Merger will create the fifth largest property company
When shareholders give their approval it will be the 29th largest listed company.
When shareholders give their approval it will be the 29th largest listed company.
Directors of listed Property for Industry and unlisted Direct Property Fund are enthusiastically backing a merger proposal.
When shareholders give approval it will create the fifth largest property company and 29th largest listed company.
It will have assets of $814 million. The biggest listed property company is Kiwi Income Property Trust at just over $2 billion in assets, Goodman Property at $1.8 million, Precinct Properties at $1.4 billion, and Argosy at just above $1 billion in assets.
In a Stock Exchange announcement last week, the directors said they had reached agreement on terms to proceed with the merger.
Today they released supporting independent reports from Deloitte and PwC.
The reports support the merger as having benefits for both sets of shareholders.
The new entity would have a management expense ratio in the mid-range when compared to other listed property companies.
“Independent” manager PFI will be retained for the enlarged company. The board of this company includes Aucklander Greg Reidy, managing director of McDougall Reidy & Co, widely considered to be the driving force behind the merger, which is effectively a back door listing for DPF.
Mr Reidy is also a director of Direct Property Fund and its manager, DPF Management.

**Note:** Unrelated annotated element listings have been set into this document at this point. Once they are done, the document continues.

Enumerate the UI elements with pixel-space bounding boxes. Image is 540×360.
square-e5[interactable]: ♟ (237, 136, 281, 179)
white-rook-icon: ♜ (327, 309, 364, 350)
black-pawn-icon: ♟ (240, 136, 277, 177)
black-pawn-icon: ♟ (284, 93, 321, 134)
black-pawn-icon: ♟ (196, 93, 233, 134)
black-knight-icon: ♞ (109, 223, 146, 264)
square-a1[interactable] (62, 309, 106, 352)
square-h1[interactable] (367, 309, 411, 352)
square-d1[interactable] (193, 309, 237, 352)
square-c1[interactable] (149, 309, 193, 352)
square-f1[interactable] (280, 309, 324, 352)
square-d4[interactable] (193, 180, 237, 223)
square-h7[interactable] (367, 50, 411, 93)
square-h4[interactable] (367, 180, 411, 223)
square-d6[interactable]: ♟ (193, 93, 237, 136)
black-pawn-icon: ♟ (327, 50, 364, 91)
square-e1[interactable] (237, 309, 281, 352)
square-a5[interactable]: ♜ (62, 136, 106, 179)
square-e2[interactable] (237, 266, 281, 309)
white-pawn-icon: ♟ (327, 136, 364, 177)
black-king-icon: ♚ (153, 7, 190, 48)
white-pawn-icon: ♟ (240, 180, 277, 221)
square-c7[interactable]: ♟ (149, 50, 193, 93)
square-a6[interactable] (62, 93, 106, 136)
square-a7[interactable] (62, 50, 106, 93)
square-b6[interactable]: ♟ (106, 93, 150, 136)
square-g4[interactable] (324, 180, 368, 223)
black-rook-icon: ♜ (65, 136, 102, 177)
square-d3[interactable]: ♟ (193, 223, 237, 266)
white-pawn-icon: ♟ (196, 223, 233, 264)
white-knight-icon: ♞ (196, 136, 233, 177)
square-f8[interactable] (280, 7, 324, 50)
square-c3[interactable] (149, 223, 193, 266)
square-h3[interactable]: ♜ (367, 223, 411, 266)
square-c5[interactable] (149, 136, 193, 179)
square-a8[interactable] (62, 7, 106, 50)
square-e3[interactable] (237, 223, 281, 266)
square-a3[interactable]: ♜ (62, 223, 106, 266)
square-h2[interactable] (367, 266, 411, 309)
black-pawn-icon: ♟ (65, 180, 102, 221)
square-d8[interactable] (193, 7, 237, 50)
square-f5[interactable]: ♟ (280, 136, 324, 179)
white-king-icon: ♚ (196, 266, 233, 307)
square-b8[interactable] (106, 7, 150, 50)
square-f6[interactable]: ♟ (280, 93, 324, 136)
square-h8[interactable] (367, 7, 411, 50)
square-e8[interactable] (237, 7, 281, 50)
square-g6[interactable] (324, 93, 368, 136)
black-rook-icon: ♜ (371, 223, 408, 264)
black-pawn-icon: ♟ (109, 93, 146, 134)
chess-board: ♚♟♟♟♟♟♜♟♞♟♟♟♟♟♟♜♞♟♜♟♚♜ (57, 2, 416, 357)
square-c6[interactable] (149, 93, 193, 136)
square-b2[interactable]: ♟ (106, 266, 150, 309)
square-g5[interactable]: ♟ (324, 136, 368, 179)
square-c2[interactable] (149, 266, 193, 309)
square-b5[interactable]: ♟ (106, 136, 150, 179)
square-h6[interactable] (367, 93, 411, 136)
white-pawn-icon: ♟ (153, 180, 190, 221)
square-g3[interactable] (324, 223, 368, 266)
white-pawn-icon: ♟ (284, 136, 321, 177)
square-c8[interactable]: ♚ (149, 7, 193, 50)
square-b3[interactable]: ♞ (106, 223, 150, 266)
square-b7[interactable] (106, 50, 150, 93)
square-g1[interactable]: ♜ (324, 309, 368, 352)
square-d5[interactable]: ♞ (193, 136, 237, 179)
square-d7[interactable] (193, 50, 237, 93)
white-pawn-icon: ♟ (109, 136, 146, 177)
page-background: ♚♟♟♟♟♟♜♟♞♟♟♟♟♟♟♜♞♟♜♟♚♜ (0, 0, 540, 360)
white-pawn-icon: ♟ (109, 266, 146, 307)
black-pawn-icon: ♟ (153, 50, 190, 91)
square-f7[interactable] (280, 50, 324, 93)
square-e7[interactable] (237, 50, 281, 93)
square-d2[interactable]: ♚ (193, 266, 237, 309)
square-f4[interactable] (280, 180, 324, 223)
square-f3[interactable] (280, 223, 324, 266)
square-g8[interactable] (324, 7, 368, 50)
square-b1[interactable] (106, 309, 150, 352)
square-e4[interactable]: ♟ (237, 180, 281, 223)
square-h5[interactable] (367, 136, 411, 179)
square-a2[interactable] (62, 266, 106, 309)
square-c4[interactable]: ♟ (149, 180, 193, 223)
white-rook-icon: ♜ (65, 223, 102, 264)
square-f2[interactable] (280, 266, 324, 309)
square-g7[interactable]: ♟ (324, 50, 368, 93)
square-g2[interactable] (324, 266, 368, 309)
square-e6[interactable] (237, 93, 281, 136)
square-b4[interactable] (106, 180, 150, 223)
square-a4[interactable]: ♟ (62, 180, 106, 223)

The seamless changeover means little disruption to the management team and no major costs of buying out a redundant manager.
Analysts have pointed to PFI’s relatively small size as a hindrance to expansion and investor returns.
Forsyth Barr research recently rated PFI stock a “hold” in the face of an anticipated lower distributable profit due to asset sales and increased vacancy, with improvement tipped for later in the year.
PFI is New Zealand’s only listed company specialising in industrial property. It has a portfolio of 50 properties in Auckland, Wellington and Christchurch leased to 84 tenants and valued at around $350 million last year.
Direct Property Fund is unlisted and holds 33 properties commercial and industrial properties in Auckland, Hamilton, Tauranga and Wellington leased to 55 tenants and valued at around $400 million.
The terms of the merger recognise historical trading multiples for each entity, the historic earnings profiles, the portfolio characteristics, costs associated with PFI raising capital to buy Direct Capital’s assets, versus costs of Direct Property listing independently, plus indexation and liquidity benefits for both companies.
The PwC appraisal reports on the fairness of the revised base fee structure, which reflects a blending of the current PFI and Direct Property base fees.
As previously announced, the deal requires a court approved scheme of arrangement, with settlement targeted for July1, 2013.
PFI and DPF have applied to the High Court for initial procedural orders relating to the proposed merger.